A friend, Hamza shared a searing well-known poem : ‘Mitti Ki Khan’ by Afzal Ahmed Syed. Hamza reads it here for us.
Some 40 million people or one in every 200 people are languishing in slavery across the globe, according to the International Labor Organization. This might well be a conservative figure as many forms of slavery are invisible and largely unreported. Yet the figure is more than three times higher than the roughly 13 million people captured and sold as slaves between the 16th and 19th centuries in the transatlantic slave trade.
About 70 percent of slaves are women and girls, while children account for 25 percent or 10 million slaves worldwide.
Slavery is a highly lucrative business in the modern world that generates as much as US$150 billion in profits every year.
Slavery is a condition or practice that people accept against their will, ranging from forced labor, debt bondage, forced marriage and human trafficking to the commercial sex industry.
China, the Democratic Republic of Congo, India, Indonesia, Iran,
Nigeria, North Korea, Pakistan, the Philippines and Russia account for 60 percent of modern-day
slaves.
Endemic poverty, unsafe migration, weak governance and abuses of cultural practices, are all blamed for fuelling slavery in Asian nations. But a major driving force is a lack of anti-slavery legislation in many countries, which means one cannot be prosecuted and punished in a criminal court for putting another human being into slavery.
Some 94 out 193 member states have not passed laws prohibiting slavery. Most of these countries are in Asia. Most Asian nations have anti-trafficking and labor laws but such legislation does not necessarily address slavery.
Asia is both a source and a destination of human trafficking, one of the many forms of slavery.
Global supply chains for agriculture, construction, fishing, clothing, fashion, beauty and the sex industry are feeding grounds for trafficking. The global sex industry has some 4.5 million women and girls trapped in perpetual slavery and about two-thirds of them are in the Asia-Pacific.
Every year, tens of thousands of poor young girls and women from relatively impoverished regions like South Asia are trafficked and sold into the sex industry in well-off countries in Southeast Asia, East Asia, the Middle East and even Europe.
India is home to the largest numbers of slaves, ranging from 14 to 18 million with women and girls making up the majority. It is a major source country for sex trafficking to Southeast and East Asia and a prime destination of sex trafficking from other South Asian countries. According to a 2017 study, India has around 16 million sex workers and about 37 percent are minors.

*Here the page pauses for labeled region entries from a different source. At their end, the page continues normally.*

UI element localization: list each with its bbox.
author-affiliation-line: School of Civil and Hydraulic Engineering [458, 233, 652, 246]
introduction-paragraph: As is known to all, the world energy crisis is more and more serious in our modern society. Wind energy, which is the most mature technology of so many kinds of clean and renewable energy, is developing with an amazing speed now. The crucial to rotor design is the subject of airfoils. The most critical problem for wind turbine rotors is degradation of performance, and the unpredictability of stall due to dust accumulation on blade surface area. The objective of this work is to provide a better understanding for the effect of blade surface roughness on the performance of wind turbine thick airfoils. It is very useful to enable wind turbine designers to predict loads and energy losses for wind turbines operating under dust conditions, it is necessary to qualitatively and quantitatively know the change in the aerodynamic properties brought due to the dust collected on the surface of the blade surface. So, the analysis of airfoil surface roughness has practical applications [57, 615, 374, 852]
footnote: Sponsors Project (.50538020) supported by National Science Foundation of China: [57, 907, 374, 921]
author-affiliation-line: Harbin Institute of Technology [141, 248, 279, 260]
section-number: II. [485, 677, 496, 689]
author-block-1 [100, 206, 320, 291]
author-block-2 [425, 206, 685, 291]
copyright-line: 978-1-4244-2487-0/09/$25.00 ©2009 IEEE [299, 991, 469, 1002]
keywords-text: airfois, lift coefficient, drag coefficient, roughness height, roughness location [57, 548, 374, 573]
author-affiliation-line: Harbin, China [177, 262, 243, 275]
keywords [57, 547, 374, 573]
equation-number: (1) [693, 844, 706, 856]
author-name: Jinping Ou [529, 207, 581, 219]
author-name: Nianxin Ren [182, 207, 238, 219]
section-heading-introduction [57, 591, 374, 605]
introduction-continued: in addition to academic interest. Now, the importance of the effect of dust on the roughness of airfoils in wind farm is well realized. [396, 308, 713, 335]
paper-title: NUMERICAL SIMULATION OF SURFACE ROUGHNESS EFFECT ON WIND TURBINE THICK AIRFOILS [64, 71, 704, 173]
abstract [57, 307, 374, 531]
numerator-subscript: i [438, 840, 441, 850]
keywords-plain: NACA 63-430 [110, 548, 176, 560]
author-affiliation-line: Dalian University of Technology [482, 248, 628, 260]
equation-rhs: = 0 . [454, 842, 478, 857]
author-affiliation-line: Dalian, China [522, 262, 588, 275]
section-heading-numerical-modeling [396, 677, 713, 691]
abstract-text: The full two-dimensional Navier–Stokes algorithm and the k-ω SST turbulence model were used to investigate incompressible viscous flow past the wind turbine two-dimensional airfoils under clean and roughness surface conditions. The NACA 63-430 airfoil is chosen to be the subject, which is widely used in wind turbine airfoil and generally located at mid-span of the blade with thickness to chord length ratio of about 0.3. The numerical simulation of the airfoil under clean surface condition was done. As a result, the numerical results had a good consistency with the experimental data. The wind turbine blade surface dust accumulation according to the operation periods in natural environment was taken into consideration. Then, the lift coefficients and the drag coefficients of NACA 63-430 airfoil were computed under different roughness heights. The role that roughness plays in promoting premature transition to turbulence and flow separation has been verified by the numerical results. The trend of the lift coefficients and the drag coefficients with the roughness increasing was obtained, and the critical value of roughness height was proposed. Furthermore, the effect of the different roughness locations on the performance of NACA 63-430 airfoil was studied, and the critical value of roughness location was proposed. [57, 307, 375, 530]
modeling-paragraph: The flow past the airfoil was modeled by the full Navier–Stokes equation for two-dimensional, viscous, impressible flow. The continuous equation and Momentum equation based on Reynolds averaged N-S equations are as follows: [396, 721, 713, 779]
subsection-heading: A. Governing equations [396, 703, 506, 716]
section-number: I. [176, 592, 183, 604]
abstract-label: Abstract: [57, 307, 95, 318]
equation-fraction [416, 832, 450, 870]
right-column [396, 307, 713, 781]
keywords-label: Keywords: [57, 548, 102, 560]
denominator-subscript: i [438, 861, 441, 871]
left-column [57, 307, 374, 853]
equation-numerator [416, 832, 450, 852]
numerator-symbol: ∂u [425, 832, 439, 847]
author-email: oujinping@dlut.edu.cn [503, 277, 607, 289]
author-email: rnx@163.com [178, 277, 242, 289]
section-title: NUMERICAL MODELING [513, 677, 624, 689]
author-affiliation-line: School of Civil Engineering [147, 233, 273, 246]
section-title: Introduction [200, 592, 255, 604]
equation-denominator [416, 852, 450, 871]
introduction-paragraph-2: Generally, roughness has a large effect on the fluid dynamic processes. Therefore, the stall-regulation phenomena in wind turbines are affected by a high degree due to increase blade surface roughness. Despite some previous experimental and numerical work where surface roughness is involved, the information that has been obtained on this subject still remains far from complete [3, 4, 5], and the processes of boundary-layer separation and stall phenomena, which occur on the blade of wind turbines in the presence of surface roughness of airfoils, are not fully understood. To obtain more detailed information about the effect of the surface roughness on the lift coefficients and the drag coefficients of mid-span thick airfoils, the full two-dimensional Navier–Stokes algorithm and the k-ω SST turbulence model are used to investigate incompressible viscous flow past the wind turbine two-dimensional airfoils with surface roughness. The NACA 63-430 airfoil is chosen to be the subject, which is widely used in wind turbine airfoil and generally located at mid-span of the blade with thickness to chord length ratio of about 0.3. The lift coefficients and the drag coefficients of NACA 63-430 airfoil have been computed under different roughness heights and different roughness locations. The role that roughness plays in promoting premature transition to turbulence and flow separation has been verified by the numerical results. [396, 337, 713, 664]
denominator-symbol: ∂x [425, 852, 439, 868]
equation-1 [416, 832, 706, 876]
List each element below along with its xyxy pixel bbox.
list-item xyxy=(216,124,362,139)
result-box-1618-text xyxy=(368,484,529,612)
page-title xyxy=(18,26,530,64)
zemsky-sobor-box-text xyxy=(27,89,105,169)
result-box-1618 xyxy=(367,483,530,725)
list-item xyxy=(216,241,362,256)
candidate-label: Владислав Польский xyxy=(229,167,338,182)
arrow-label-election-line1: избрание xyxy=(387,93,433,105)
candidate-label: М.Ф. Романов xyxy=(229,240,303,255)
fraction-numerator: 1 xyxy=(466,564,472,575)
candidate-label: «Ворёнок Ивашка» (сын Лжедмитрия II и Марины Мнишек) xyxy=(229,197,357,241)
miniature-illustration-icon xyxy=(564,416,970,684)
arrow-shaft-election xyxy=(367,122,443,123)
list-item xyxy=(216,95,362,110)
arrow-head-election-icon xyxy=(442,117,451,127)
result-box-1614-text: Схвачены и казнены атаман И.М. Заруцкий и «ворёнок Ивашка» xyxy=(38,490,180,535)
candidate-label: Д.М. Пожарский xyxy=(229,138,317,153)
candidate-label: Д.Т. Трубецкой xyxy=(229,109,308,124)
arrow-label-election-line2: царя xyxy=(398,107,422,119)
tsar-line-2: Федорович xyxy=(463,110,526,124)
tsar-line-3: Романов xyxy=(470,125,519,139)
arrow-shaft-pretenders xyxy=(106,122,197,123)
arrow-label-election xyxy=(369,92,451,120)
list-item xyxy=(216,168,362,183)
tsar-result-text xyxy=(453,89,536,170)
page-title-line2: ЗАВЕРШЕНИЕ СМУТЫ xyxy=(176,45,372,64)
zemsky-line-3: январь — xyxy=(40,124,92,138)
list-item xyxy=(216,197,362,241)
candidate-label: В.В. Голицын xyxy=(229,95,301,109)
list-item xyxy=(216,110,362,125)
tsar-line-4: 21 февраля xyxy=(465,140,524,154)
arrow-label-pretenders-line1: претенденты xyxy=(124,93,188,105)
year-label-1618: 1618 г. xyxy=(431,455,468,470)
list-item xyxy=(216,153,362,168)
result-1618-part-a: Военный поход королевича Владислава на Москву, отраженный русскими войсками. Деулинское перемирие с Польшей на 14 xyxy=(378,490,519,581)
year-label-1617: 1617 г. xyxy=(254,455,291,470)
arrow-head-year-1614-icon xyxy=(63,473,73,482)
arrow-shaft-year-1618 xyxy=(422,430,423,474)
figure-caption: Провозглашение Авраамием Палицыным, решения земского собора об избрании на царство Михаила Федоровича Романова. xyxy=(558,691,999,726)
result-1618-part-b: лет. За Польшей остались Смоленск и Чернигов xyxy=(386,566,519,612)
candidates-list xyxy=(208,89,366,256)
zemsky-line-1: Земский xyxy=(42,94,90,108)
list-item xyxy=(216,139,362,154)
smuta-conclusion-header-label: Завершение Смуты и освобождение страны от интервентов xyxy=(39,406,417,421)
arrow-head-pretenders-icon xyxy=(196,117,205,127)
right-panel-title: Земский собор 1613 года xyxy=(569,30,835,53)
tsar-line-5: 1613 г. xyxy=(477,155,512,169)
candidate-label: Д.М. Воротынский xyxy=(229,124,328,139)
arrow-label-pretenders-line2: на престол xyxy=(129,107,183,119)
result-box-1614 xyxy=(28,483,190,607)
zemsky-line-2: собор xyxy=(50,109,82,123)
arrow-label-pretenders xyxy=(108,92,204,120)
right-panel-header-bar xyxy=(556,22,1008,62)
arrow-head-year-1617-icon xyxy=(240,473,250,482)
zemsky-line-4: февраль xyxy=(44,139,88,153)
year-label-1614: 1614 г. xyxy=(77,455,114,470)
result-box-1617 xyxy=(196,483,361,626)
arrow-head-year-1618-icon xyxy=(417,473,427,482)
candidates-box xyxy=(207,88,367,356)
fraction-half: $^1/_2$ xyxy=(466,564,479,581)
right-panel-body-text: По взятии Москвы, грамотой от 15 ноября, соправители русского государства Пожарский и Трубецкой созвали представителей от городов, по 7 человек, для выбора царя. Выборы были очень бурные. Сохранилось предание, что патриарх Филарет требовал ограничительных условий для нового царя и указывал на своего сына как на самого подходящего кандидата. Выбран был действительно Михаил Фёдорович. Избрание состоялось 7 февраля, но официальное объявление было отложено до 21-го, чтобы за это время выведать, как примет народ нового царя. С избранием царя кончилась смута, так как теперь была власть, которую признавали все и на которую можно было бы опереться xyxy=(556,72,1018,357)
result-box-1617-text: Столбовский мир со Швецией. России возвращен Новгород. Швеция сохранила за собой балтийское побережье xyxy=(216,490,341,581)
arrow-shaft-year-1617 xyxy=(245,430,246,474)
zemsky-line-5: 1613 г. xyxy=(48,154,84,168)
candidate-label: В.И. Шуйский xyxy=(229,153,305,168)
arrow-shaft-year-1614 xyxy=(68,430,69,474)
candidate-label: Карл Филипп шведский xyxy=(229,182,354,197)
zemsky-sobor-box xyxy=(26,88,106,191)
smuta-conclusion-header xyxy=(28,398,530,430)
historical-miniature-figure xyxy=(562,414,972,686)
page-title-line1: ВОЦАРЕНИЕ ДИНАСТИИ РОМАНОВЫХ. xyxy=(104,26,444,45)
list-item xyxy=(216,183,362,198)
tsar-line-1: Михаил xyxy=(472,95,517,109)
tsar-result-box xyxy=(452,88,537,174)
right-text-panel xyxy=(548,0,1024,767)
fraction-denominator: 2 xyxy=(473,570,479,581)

A common and cruel form of modern-day slavery in South Asia is debt bondage. Under this unlawful and humiliating system, men, women, children and even entire families are enslaved by the debt holder to repay debts through endless labor. The debt holder often squeezes laborers with psychological pressure and physical violence, denies freedom of movement and offers a lump-sum amount that is never enough for survival. A bonded worker remains enslaved until death.
Debt bondage is still prevalent in agriculture, brick kilns, construction sites, rice mills, embroidery and garment factories, stone quarries and even private houses. Pakistan has an estimated 2.1 million bonded laborers out of 3.1 million people living in slavery. The bonded labor system still exists in agriculture, brick making, carpet weaving, mining, fishing, domestic work and handicraft production, where a significant number of laborers are children.
The above referenced poem entitled 'Clay Mine' allegorically refers to their situation.
There is a shocking article on the plight of workers in the tea industry in Bangladesh. From what I could gather, several large tea estates are still owned by the British.
The Clay Mine poem was written in the context of those selling everything they had to be able to migrate to the middle east to make a decent living. But many low-level workers suffer terribly in unjust systems in the middle east to this day.
Sadly, it appears that some Western democracies are making up their labour shortages via the same very exploitative systems.